CHAPTER V
LIEUT.-GENERAL CROMWELL AND HIS GOD

"Well, well!" stammered Lady Pawlet. "There are some shall answer to God for this. Well, well!"

"Get to thy friends if thou hast any," said the Puritan, "and let them put thee beyond seas. There is an ordinance against Papists."

She stared at him; the body of the dead Cavalier was between them; the red candlelight and the white moonlight mingled grotesquely over the dead and the living.

"Ah yes," she said; her eyes wandered to her husband's face. "The King will be sorry," she added.

"The King," replied Cromwell, "hath troubles of his own to mourn for. Up, mistress, and be going. This is no place for mourner and Papists. Tell me some friend's house and I will have thee conveyed thither."

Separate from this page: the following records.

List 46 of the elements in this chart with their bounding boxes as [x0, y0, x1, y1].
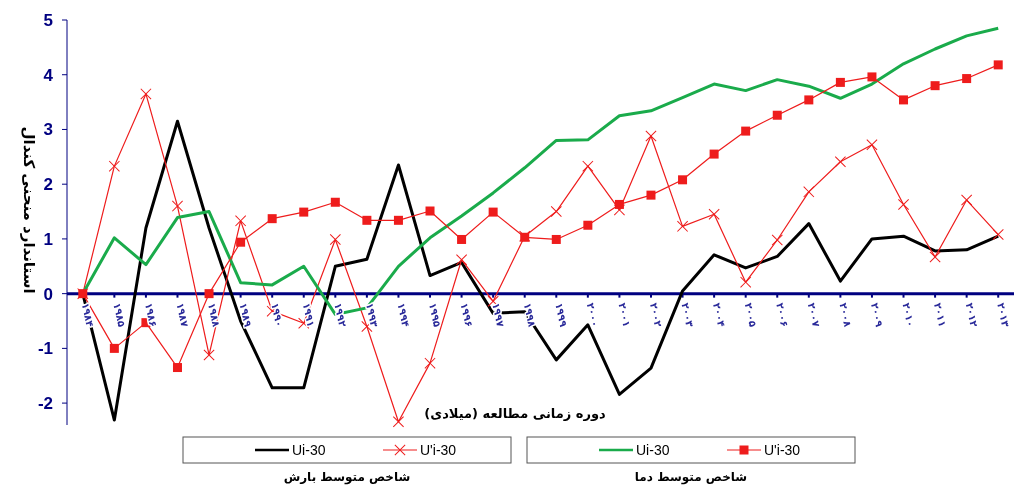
legend-label: U'i-30: [420, 442, 457, 458]
x-tick-label: ۲۰۰۷: [805, 301, 822, 328]
legend-label: U'i-30: [764, 442, 801, 458]
x-tick-label: ۱۹۸۷: [174, 301, 191, 328]
x-tick-label: ۱۹۹۴: [395, 301, 412, 328]
y-tick-label: 5: [43, 11, 53, 30]
x-tick-label: ۲۰۰۸: [837, 301, 854, 328]
x-tick-label: ۲۰۰۱: [616, 301, 633, 328]
x-tick-label: ۲۰۱۲: [963, 301, 980, 328]
x-tick-label: ۱۹۹۸: [521, 301, 538, 328]
x-tick-label: ۲۰۰۲: [648, 301, 664, 328]
x-tick-label: ۲۰۰۹: [868, 301, 885, 328]
y-tick-label: 3: [43, 120, 53, 140]
x-tick-label: ۲۰۰۰: [584, 301, 601, 328]
x-tick-label: ۱۹۹۰: [269, 301, 286, 328]
y-tick-label: 0: [43, 284, 53, 304]
x-tick-label: ۱۹۸۴: [79, 301, 96, 328]
x-tick-label: ۱۹۸۹: [237, 301, 254, 328]
x-tick-label: ۱۹۹۵: [427, 301, 443, 328]
x-tick-label: ۲۰۰۶: [774, 301, 791, 328]
y-tick-label: 1: [43, 229, 53, 249]
x-tick-label: ۲۰۰۳: [679, 301, 696, 328]
legend-label: Ui-30: [292, 442, 326, 458]
y-tick-label: 4: [43, 65, 54, 85]
text: شاخص متوسط بارش: [283, 470, 411, 485]
x-tick-label: ۲۰۱۱: [932, 301, 948, 328]
x-tick-label: ۱۹۹۷: [490, 301, 507, 328]
y-axis-title: استاندارد منحنی کندال: [20, 126, 38, 294]
y-tick-label: 2: [43, 175, 53, 195]
x-tick-label: ۱۹۸۸: [206, 301, 222, 328]
x-tick-label: ۱۹۸۶: [142, 301, 159, 328]
x-tick-label: ۱۹۹۹: [553, 301, 570, 328]
x-tick-label: ۱۹۸۵: [111, 301, 128, 328]
x-tick-label: ۱۹۹۶: [458, 301, 475, 328]
x-tick-label: ۲۰۱۰: [900, 301, 917, 328]
x-tick-label: ۲۰۰۴: [711, 301, 727, 328]
y-tick-label: -1: [37, 339, 53, 359]
x-axis-title: دوره زمانی مطالعه (میلادی): [424, 406, 606, 421]
x-tick-label: ۱۹۹۲: [332, 301, 349, 328]
x-tick-label: ۲۰۱۳: [995, 301, 1012, 328]
legend-label: Ui-30: [636, 442, 670, 458]
x-tick-label: ۱۹۹۱: [300, 301, 317, 328]
x-tick-label: ۲۰۰۵: [742, 301, 759, 328]
y-tick-label: -2: [37, 394, 53, 414]
text: شاخص متوسط دما: [634, 470, 748, 485]
x-tick-label: ۱۹۹۳: [363, 301, 380, 328]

Lady Pawlet made no reply, and remained kneeling by the couch which held her husband.

Cromwell moved away abruptly; though professional insensibility and his hatred of the Papist checked the pity that was natural to him at any sight of distress, still his mystic, melancholy nature had been moved by the sight of the young man brought in dead. He thought he beheld in him a type of all the fair lives that had been ruined or lost since this war began—wasted men! And how many of them, one, two, or three thousand to-day, now being shovelled into the trenches at Broadmoor ... all English like this one ... all with some woman somewhere to weep for them....

He turned again to the immobile woman.